Monday, January 9, 2023

Monkeys and Scrabble Ladies



 

January 5 2023, Someplace further up the river


After a fine lunch of what I don’t recall we were set upon your own devices for a couple hours. This meant, novels to read, sun rays to catch, letters and numbers in a grid to write out and from time to time get a refill of your wine glass.


Afternoon entertainment was how to cook a Papaya and a fish salad. The papaya I’ll never do, just not my style, the fish salad I might.


We were supposed to spend the night outside of an internet village, but ran out of river time. Sundown 545 and no river traffic after that. At least no Pandaw river time. So at 530 we nosed into a nearby sandbank and tied one line to a tree and the other to a big rock. It was not what I had planned, but getting off again and feeling sand between my toes was pretty nice.


Two of my tribe started playing at badminton one of them I am sure was pretty athletic, but the birdie would come to her and she would hit at it like you do a tennis ball, flat back. In badminton you have to hit it up and back The birdie would come to her, and she’s hit it – splat! - into the sand. Try and try again, flat, not up. Then a high flier came to her, she went back to a great overhead smash tripped and both she and the birdie landed on their rounded parts in the sand. Of course this didn’t happen in a vacuum and anyone with a camera, phone or sketchpad all got it captured for future generations. At least she missed the cow patty, I think.


Again dinner came and conversations needed to be made. I had already heard most of the stories from my tribe, so I seated myself with the opposing tribe. That and there were no seats available with my tribe. I say tribe jokingly but after a few days like people find like people. The opposing side was the ‘Ladies who Scrabble’ and their respective Casper Milquetoast husbands. Boring and tittery. Except for one man who had enough ego for the lot of them and he monopolized the entire meal time with tales of daring do, like shopping in Saudi Arabia, which is much less entertaining than it should be if you use his tale as the baseline. Needless to say, I’ll eat solo before I waste any more precious seconds of my life with the “Ladies who Scrabble”


I know there was an evening something to do, but I’ve already forgotten what it was.


Today the boat pulled away exactly at 7am and within an hour we reached the place we had intended last eve. Because of the annual flooding the villages are all built a mountain goat climb from the water’s edge and this village was typical. The exception to this village climb is that instead of alluvial sand the banks was vertical volcanic rock. Sharp as a razor and straight up. Small cracks are there from time to time and at each crevice there was a crew member to grab a wrist and Sherpa the passengers up the cliff face. It might be an exaggeration a hint, but it was steep, and sharp.


The village to me was the same as the last and the one before. The major difference in that today the Travelin’ School M’arm was in place today and all of the usual gaggle of children with learning their letters or numbers or … something that is really unlikely to be of use to them later in life, since it is either cultivation, fishing or child rearing that the vast vat majority of them will ever need to know.
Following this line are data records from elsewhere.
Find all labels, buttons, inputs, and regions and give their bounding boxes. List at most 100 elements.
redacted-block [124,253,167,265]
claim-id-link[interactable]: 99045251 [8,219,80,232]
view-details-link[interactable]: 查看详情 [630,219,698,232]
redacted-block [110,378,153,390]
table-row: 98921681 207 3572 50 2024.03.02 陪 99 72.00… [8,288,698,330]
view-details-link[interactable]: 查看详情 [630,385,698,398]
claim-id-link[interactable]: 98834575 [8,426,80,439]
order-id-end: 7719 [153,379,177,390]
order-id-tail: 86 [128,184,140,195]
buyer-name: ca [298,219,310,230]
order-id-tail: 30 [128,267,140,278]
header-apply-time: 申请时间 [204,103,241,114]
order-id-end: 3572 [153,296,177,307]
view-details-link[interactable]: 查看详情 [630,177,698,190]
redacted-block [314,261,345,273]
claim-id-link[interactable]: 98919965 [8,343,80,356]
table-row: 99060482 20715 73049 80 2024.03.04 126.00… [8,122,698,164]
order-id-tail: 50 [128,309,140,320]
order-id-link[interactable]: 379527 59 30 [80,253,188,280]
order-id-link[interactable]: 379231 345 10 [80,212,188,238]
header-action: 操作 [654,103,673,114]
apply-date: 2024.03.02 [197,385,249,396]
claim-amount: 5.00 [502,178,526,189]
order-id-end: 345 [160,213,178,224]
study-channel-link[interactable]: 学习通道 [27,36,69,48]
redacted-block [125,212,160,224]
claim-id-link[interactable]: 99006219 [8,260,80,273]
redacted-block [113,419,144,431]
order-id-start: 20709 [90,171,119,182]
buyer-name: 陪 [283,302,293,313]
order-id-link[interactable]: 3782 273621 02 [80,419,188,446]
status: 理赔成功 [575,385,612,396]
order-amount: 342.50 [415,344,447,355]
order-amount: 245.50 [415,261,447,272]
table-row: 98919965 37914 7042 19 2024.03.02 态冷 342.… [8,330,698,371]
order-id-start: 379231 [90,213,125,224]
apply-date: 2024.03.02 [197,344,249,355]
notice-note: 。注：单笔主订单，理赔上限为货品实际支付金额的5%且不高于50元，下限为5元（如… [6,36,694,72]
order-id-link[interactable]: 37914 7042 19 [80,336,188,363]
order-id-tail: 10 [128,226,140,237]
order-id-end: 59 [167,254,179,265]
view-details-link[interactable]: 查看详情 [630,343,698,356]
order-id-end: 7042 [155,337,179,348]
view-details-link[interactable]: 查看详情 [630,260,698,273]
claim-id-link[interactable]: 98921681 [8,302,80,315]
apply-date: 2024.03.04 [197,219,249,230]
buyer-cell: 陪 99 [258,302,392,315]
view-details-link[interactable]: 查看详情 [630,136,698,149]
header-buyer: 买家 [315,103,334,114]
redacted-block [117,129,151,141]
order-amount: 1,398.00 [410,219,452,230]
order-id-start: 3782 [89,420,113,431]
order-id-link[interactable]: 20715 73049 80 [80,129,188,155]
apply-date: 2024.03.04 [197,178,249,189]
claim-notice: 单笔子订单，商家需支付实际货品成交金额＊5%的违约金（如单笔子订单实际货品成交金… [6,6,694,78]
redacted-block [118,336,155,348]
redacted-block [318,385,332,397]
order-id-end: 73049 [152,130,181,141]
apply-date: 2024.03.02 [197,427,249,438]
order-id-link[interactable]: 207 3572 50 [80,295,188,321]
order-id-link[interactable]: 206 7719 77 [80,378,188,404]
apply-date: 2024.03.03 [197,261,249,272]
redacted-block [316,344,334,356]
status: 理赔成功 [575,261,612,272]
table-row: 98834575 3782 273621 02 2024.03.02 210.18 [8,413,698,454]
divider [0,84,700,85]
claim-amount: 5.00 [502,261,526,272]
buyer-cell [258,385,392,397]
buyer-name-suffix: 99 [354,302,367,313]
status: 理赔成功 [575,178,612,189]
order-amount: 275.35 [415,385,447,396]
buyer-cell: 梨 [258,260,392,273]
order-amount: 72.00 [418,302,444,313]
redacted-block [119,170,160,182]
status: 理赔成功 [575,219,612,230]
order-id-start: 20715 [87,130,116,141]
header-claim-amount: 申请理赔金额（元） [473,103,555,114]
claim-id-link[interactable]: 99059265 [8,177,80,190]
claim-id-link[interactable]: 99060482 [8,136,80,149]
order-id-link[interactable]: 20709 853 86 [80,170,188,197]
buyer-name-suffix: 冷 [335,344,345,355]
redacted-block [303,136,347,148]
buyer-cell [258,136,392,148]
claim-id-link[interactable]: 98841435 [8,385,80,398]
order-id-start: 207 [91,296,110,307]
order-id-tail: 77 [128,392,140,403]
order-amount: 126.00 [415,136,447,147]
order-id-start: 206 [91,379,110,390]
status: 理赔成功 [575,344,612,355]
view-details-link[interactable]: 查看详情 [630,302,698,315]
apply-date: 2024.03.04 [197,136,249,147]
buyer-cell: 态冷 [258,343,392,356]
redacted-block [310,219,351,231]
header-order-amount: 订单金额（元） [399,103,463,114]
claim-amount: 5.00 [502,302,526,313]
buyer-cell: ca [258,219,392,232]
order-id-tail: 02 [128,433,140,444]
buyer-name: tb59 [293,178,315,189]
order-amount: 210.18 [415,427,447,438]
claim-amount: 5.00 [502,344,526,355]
The adults seemed welcoming to us, with Vieng stopping to chat and ask them about life. One Pandaw aged man only had one arm. He had it shortened when he struck an unexploded ordinance 30 years ago. He refereed to it as ‘the American bomb’. And I guess you really can’t blame him. The bomb statisticians say the for nine years, every eight minutes a load of bombs was dumped on Laos, and they weren’t even in the Vietnam war! Only about 2/3 of the bombs got instantaneously smaller as planned, which left 1/3rd of them to hang around for the unfortunate farmer, child or livestock before changing and ending lives years later.


Through the village we tromped,, peeking into their homes and looking under the rugs for dirt. Across the creek was the Buddhist temple and the only thing to hold a tourist’s attention were the two monkeys that the monk had captured and leashed to a tree in Saffron cloth. The simian slaves were cute and entertaining. Someone gave a child a couple Lao Kip to get a banana bunch. The monkey’s thought it was Thanksgiving, Christmas and New Years all rolled into one. One of the two Florida sisters offered a banana to and got a snarl. So, the smart thing to do in that case is to step closer and reach within easy monkey grasp to your elbow. For a woman in her 60’s she has surprisingly good reflexes in jumping back from an aggressive ape. She is not ‘The Monkey Whisperer’.


Back to lunch and then speaking of necessary life skills we had a class on how to fold a napkin to look like a Kimono or a Rose, and then for extra credit how to make an Elephant out of a bath towel and two washcloths. All skills that we will use daily the remainder of our lives.


Afternoon doldrums have set in so I’ll stop for now.